Are you assuming that John McCain will win his nomination and that he will lose to Obama or Clinton but not Edwards?
You are opposing the first well-financed Dem insurgent campaign since RFK. You are opposing the guy who, with his inclusive rhetoric, can deliver the landslide that is needed for the balance in the Senate to really change.
All so you can revel for a little while in partisan lynch-mob fever.
And de-facto, if your fervent wishes come true and independents and cross-over Republicans don’t come to vote massively in the Iowa caucuses and NH primary for Obama, but stay home or vote McCain, the cadeau you will inevitably get is a HRC nomination.

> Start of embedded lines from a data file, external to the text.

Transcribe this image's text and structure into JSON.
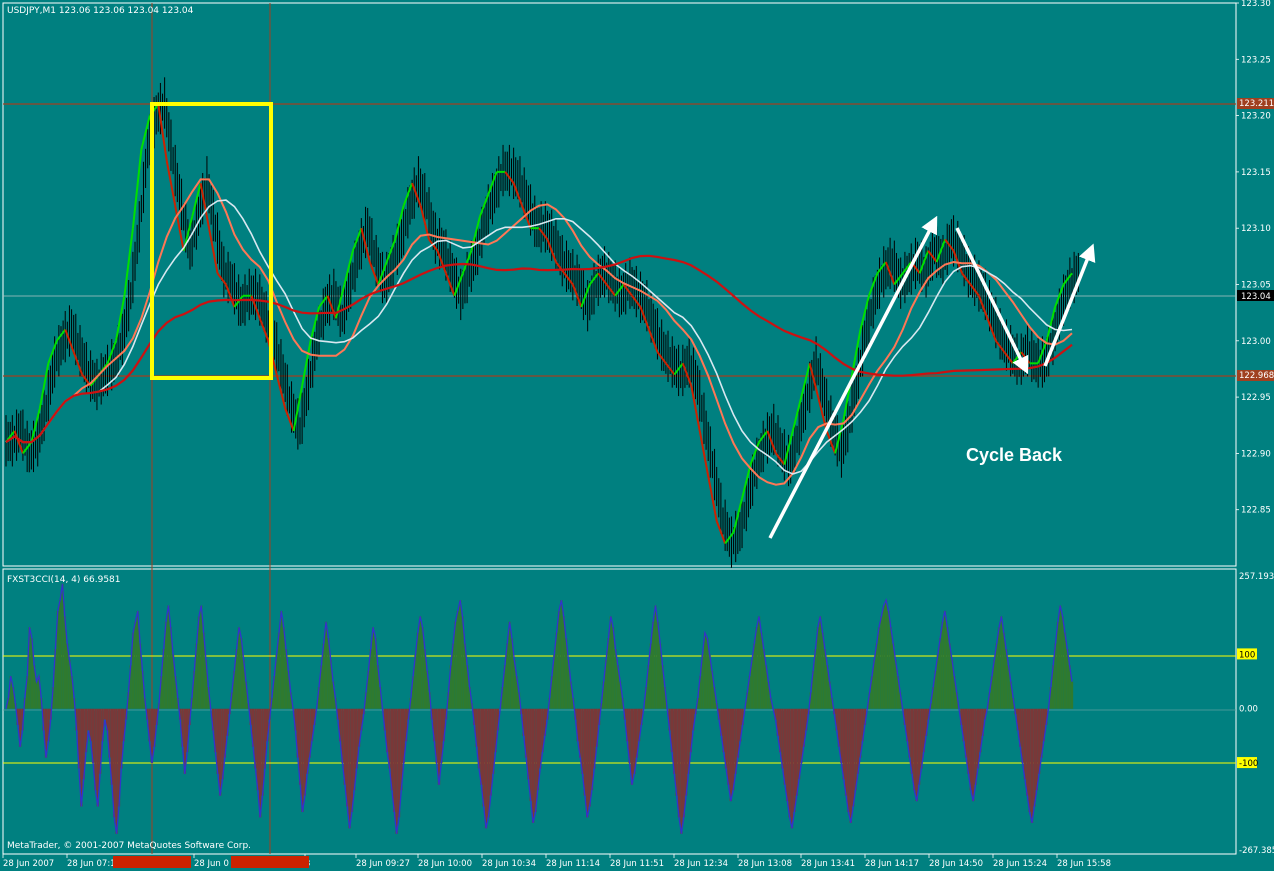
{
  "window": {
    "symbol_label": "USDJPY,M1  123.06 123.06 123.04 123.04",
    "copyright": "MetaTrader, © 2001-2007 MetaQuotes Software Corp."
  },
  "colors": {
    "background": "#008080",
    "yellow_box": "#ffff00",
    "green_wave": "#00e000",
    "red_wave": "#cc2200",
    "white_ma": "#d8e8f0",
    "salmon_ma": "#ff7755",
    "blue_ma": "#0000cc",
    "red_ma": "#cc1111",
    "level_line": "#a04020",
    "cci_positive": "#2f7a2f",
    "cci_negative": "#7a3838",
    "cci_line": "#3333cc"
  },
  "chart_data": [
    {
      "type": "line",
      "name": "price",
      "x_ticks": [
        "28 Jun 2007",
        "28 Jun 07:1",
        "",
        "28 Jun 0",
        "",
        "3",
        "28 Jun 09:27",
        "28 Jun 10:00",
        "28 Jun 10:34",
        "28 Jun 11:14",
        "28 Jun 11:51",
        "28 Jun 12:34",
        "28 Jun 13:08",
        "28 Jun 13:41",
        "28 Jun 14:17",
        "28 Jun 14:50",
        "28 Jun 15:24",
        "28 Jun 15:58"
      ],
      "y_ticks": [
        "123.30",
        "123.25",
        "123.20",
        "123.15",
        "123.10",
        "123.05",
        "123.00",
        "122.95",
        "122.90",
        "122.85"
      ],
      "ylim": [
        122.8,
        123.3
      ],
      "current_price": "123.04",
      "level_high": "123.211",
      "level_low": "122.968",
      "series_close": [
        122.91,
        122.92,
        122.9,
        122.91,
        122.94,
        122.98,
        123.0,
        123.01,
        122.99,
        122.97,
        122.96,
        122.97,
        122.98,
        123.0,
        123.04,
        123.1,
        123.17,
        123.2,
        123.21,
        123.16,
        123.12,
        123.08,
        123.11,
        123.14,
        123.1,
        123.06,
        123.05,
        123.03,
        123.04,
        123.04,
        123.02,
        123.0,
        122.97,
        122.94,
        122.92,
        122.96,
        123.0,
        123.03,
        123.04,
        123.02,
        123.05,
        123.08,
        123.1,
        123.07,
        123.05,
        123.07,
        123.09,
        123.12,
        123.14,
        123.12,
        123.09,
        123.08,
        123.06,
        123.04,
        123.06,
        123.08,
        123.11,
        123.13,
        123.15,
        123.15,
        123.14,
        123.12,
        123.1,
        123.1,
        123.09,
        123.07,
        123.06,
        123.05,
        123.03,
        123.05,
        123.06,
        123.05,
        123.04,
        123.05,
        123.04,
        123.03,
        123.01,
        122.99,
        122.98,
        122.97,
        122.98,
        122.96,
        122.92,
        122.88,
        122.84,
        122.82,
        122.83,
        122.86,
        122.89,
        122.91,
        122.92,
        122.9,
        122.89,
        122.92,
        122.95,
        122.98,
        122.95,
        122.92,
        122.9,
        122.93,
        122.97,
        123.01,
        123.04,
        123.06,
        123.07,
        123.05,
        123.06,
        123.07,
        123.06,
        123.08,
        123.07,
        123.09,
        123.08,
        123.06,
        123.05,
        123.04,
        123.02,
        123.0,
        122.99,
        122.98,
        122.99,
        122.98,
        122.98,
        123.0,
        123.03,
        123.05,
        123.06
      ],
      "annotation": "Cycle Back"
    },
    {
      "type": "area",
      "name": "cci",
      "label": "FXST3CCI(14, 4) 66.9581",
      "y_ticks": [
        "257.193",
        "100",
        "0.00",
        "-100",
        "-267.385"
      ],
      "ylim": [
        -267.385,
        257.193
      ],
      "levels": [
        100,
        0,
        -100
      ],
      "values": [
        0,
        20,
        60,
        40,
        10,
        -30,
        -70,
        -40,
        20,
        60,
        150,
        130,
        80,
        50,
        60,
        20,
        -40,
        -90,
        -60,
        -20,
        40,
        110,
        180,
        200,
        230,
        170,
        120,
        90,
        60,
        20,
        -40,
        -110,
        -180,
        -130,
        -80,
        -40,
        -60,
        -100,
        -150,
        -180,
        -120,
        -60,
        -20,
        -40,
        -90,
        -140,
        -200,
        -230,
        -180,
        -110,
        -60,
        -20,
        30,
        80,
        140,
        160,
        180,
        120,
        70,
        20,
        -20,
        -60,
        -100,
        -70,
        -30,
        10,
        60,
        110,
        160,
        190,
        150,
        100,
        60,
        20,
        -20,
        -70,
        -120,
        -80,
        -30,
        20,
        70,
        120,
        170,
        190,
        140,
        90,
        40,
        0,
        -40,
        -80,
        -120,
        -160,
        -130,
        -90,
        -50,
        -10,
        30,
        70,
        110,
        150,
        130,
        90,
        50,
        10,
        -30,
        -70,
        -110,
        -150,
        -200,
        -160,
        -110,
        -60,
        -20,
        20,
        60,
        100,
        140,
        180,
        150,
        110,
        70,
        30,
        0,
        -40,
        -90,
        -140,
        -190,
        -160,
        -120,
        -90,
        -60,
        -30,
        0,
        40,
        80,
        120,
        160,
        130,
        90,
        50,
        20,
        -20,
        -60,
        -100,
        -140,
        -180,
        -220,
        -190,
        -150,
        -110,
        -70,
        -40,
        -10,
        30,
        70,
        110,
        150,
        130,
        80,
        40,
        0,
        -40,
        -80,
        -110,
        -150,
        -190,
        -230,
        -200,
        -150,
        -100,
        -60,
        -20,
        20,
        60,
        100,
        140,
        170,
        150,
        110,
        70,
        30,
        -20,
        -60,
        -100,
        -140,
        -100,
        -60,
        -20,
        30,
        80,
        120,
        160,
        180,
        200,
        170,
        120,
        80,
        40,
        10,
        -30,
        -70,
        -110,
        -140,
        -180,
        -220,
        -200,
        -160,
        -120,
        -80,
        -40,
        0,
        40,
        80,
        120,
        160,
        130,
        90,
        60,
        30,
        -10,
        -50,
        -90,
        -130,
        -170,
        -210,
        -190,
        -150,
        -110,
        -80,
        -50,
        -20,
        20,
        60,
        100,
        140,
        180,
        200,
        170,
        130,
        90,
        50,
        20,
        -20,
        -60,
        -90,
        -120,
        -160,
        -200,
        -180,
        -150,
        -110,
        -70,
        -30,
        10,
        50,
        90,
        130,
        170,
        150,
        110,
        80,
        50,
        20,
        -20,
        -60,
        -100,
        -140,
        -120,
        -90,
        -60,
        -30,
        0,
        40,
        80,
        120,
        160,
        190,
        160,
        120,
        80,
        40,
        0,
        -40,
        -80,
        -120,
        -160,
        -200,
        -230,
        -200,
        -160,
        -120,
        -80,
        -40,
        -10,
        20,
        60,
        100,
        140,
        130,
        100,
        70,
        40,
        10,
        -20,
        -50,
        -80,
        -110,
        -140,
        -170,
        -150,
        -120,
        -90,
        -60,
        -30,
        0,
        30,
        60,
        90,
        120,
        150,
        170,
        140,
        110,
        80,
        50,
        20,
        0,
        -20,
        -50,
        -80,
        -110,
        -140,
        -170,
        -200,
        -220,
        -190,
        -160,
        -130,
        -100,
        -70,
        -40,
        -10,
        30,
        70,
        110,
        150,
        170,
        140,
        110,
        80,
        50,
        20,
        -10,
        -40,
        -70,
        -100,
        -130,
        -160,
        -190,
        -210,
        -180,
        -150,
        -120,
        -90,
        -60,
        -30,
        0,
        30,
        60,
        90,
        120,
        150,
        170,
        190,
        200,
        180,
        150,
        120,
        90,
        60,
        30,
        0,
        -30,
        -60,
        -90,
        -120,
        -150,
        -170,
        -140,
        -110,
        -80,
        -50,
        -20,
        10,
        40,
        70,
        100,
        130,
        160,
        180,
        150,
        120,
        90,
        60,
        30,
        0,
        -30,
        -60,
        -90,
        -120,
        -150,
        -170,
        -140,
        -110,
        -80,
        -50,
        -20,
        0,
        30,
        60,
        90,
        120,
        150,
        170,
        140,
        110,
        80,
        50,
        20,
        -10,
        -40,
        -70,
        -100,
        -130,
        -160,
        -190,
        -210,
        -180,
        -150,
        -120,
        -90,
        -60,
        -30,
        0,
        40,
        80,
        120,
        160,
        190,
        170,
        140,
        110,
        80,
        50
      ]
    }
  ]
}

I am sorry but it is baffling to me, bafflingly stupid.
Where are Edwards’s strikingly different policy postions that would remotely justify this? Instead: Crowd-pleasing rhetoric, pseudo-radicalism — the kind the high-earning urban latte drinking crowd likes.
“Too fucking bad, we lose again. Too bad the Senate is hung and nobody can raise my taxes.”
Ah the good conscience of the Urban Liberal…
Our local young Democrats group here is having a caucus watching party Thursday night but is first doing mock caucuses as an educational exercise. (Yes, they invited us old people too.) We actually were a caucus state through the 1984 election – I caucused for Gary Hart. But the young people don’t remember it.
I just said last night at ShowmeProgress that I would be there caucusing for Dodd so that when he wasn’t viable I could be wooed by all the other viable groups.